Transformar-se em inseto é um desejo antigo do ser humano e para fazer exatamente o que faz Guidon: saber o que está acontecendo, sem que os outros o percebam. Existe mesmo a frase “fly on the wall” (mosca na parede) para designar as câmaras bisbilhoteiras que registram o que se passa na sala ao lado, por exemplo. A transformação, ou metamorfose de coisas e pessoas, é outra constante nos contos __ e não só infantis. Kafka fez um homem acordar transformado em um inseto enorme e asqueroso, que não sabemos identificar com precisão. Loke, figura da mitologia nórdica, transforma-se em mosca para atrapalhar o trabalho dos anões; e também se transforma numa pulga para incomodar o sono de uma moça. Obviamente, há muitas outras transformações __ carruagem em abóbora, sapo em príncipe. E cisne em princesa.
O fundo do mar é outro baú de tesouros, em termos de imaginação. Desde tempos imemoriais, ele fascina o homem que busca conhecê-lo da mesma maneira como tenta explorar o cosmo. Pois nosso conto não fica atrás. O cisne mora no mar e tem trinta e três irmãos guerreiros que nele também habitam. A Bíblia conta a história de Jonas, que viveu na barriga de um peixe; Gepeto foi engolido por uma baleia; e A Moça das Pérolas (um conto português) viveu na barriga de uma baleia. (Falando de água, lembrei-me de que o soldadinho de chumbo cai na enxurrada, levado num barquinho de papel. Polegarina sai pela enxurrada tendo uma folha por barco. E Pequetito ou Issum Boshi, herói japonês, vai navegar numa cuia de arroz.)
A velha Babarikha tem seu nome adaptado de Baba Iagá, uma bruxa muito conhecida das crianças russas.
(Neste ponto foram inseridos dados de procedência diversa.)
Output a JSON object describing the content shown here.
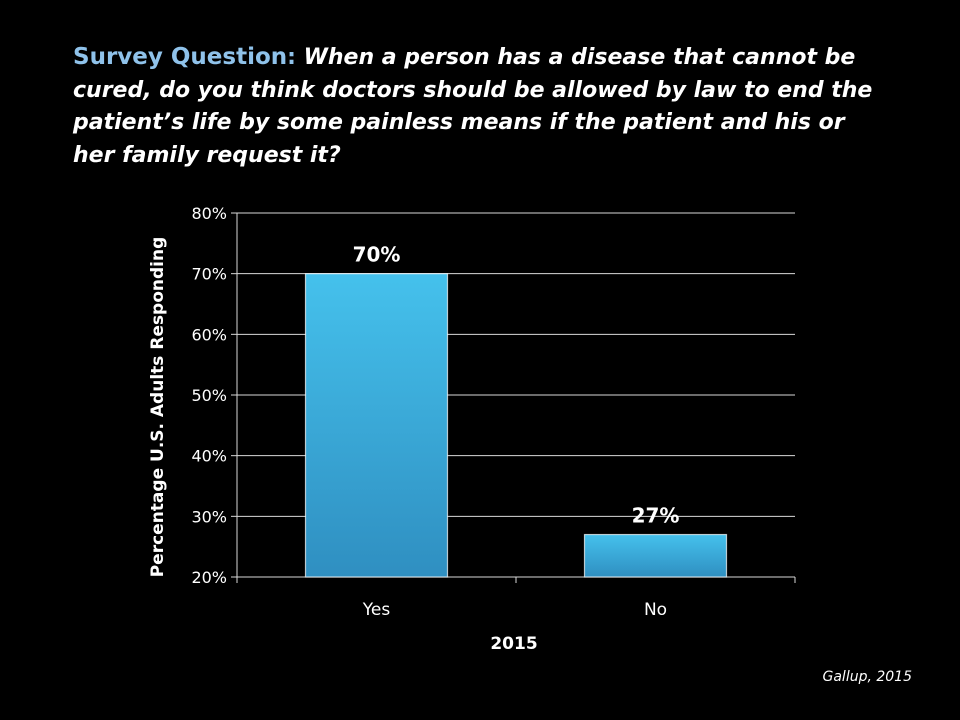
{
  "question": {
    "lead": "Survey Question",
    "colon": ":",
    "text": " When a person has a disease that cannot be cured, do you think doctors should be allowed by law to end the patient’s life by some painless means if the patient and his or her family request it?"
  },
  "source": "Gallup, 2015",
  "colors": {
    "bar": "#3bb4e0",
    "bar_dark": "#2a8fbf",
    "grid": "#d9d9d9",
    "question_lead": "#8fc2ea"
  },
  "chart_data": {
    "type": "bar",
    "categories": [
      "Yes",
      "No"
    ],
    "values": [
      70,
      27
    ],
    "data_labels": [
      "70%",
      "27%"
    ],
    "xlabel": "2015",
    "ylabel": "Percentage U.S. Adults Responding",
    "ylim": [
      20,
      80
    ],
    "yticks": [
      20,
      30,
      40,
      50,
      60,
      70,
      80
    ],
    "ytick_labels": [
      "20%",
      "30%",
      "40%",
      "50%",
      "60%",
      "70%",
      "80%"
    ],
    "grid": true
  }
}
Trata-se de uma velha que mora sempre numa cabana de madeira, cujos pés são de galinha. Quando passa um viandante pela cabana, esta se ergue nos pés e acompanha, pela janela, os passos do intruso. Como se a janela fosse os olhos da bruxa. Baba Iagá é horrenda e tem dentes de ferro que podem ser muito atraentes, dependendo do ângulo de quem olha... Ela costuma andar pela floresta __ seu hábitat __ montada não numa vassoura, mas numa grande tina, impulsionada por uma mão-de-pilão. Armada de um galho na outra mão, ela vai apagando o rastro que deixa. O galho __ naturalmente! __ é de bétula (berióshka), a árvore nacional russa.
Cabe aqui um parêntese que julgo interessante: os russos não conhecem fadas, tal como as concebemos no ocidente. Na verdade, Baba Iagá pode fazer as vezes de fada boa, dependendo de seu humor e disposição. Há moças bonitas, dotadas de poderes, como no conto que estamos examinando; todavia, muitas vezes essas moças não são boazinhas. Em Flor de Pedra, por exemplo, uma linda moça aprisiona um rapaz em sua montanha, o qual acaba morrendo.
Aliás, não será demais dizer que, nas inúmeras adaptações que vi e li de «O Czar Saltan», apenas o episódio da princesa que se transforma em cisne é focalizado. Na ópera de Rimsky Korsakov, a história termina com o casamento de Guidon. Pois bem, este não é um conto contemporâneo; sua origem se perde nas estepes e taigas geladas da Rússia. Pushkin ouviu a história vezes incontáveis, segundo ele mesmo relata, e resolveu adaptá-la segundo os costumes de sua época. Meu propósito foi trazer o conto ao conhecimento de pelo menos algumas pessoas, e passar-lhes um pouco da magia do conto russo.